Red turned suddenly and said, "Like me?"

I grinned. "Uh-huh. But, like you said, much too tired to make it matter."

Her laugh was a tinkle of sound. "Rest easy, mister, I won't give you a sales talk. There are only certain types interested in what I have to sell."

"Amateur psychologist?"

"I have to be."

"And I don't look the type?"

Red's eyes danced. "Big mugs like you never have to pay, mister. With you it's the woman who pays."

I pulled out a deck of Luckies and offered her one. When we lit up I said, "I wish all the babies I met thought that way."

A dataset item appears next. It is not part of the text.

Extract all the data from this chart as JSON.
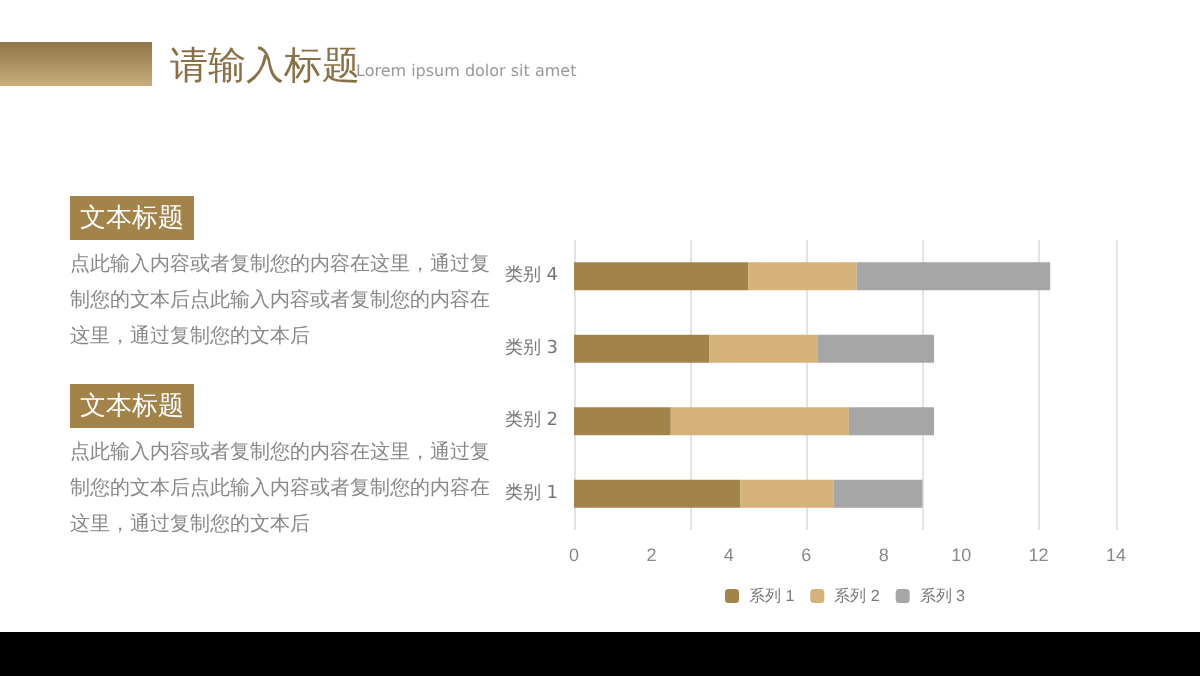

She blew a stream of smoke towards the ceiling and looked at me as if she were going back a long way. "They do, mister. Maybe you don't know it, but they do."

I don't know why I liked the kid. Maybe it was because she had eyes that were hard, but could still cry a little. Maybe it was because she handed me some words that were nice to listen to. Maybe it was because I was tired and my cave was a cold empty place, while here I had a redhead to talk to. Whatever it was, I liked her and she knew it and smiled at me in a way I knew she hadn't smiled in a long time. Like I was her friend.

"What's your name, mister?"

"Mike. Mike Hammer. Native-born son of ye old city, presently at loose ends and dead tired. Free, white and over twenty-one. That do it?"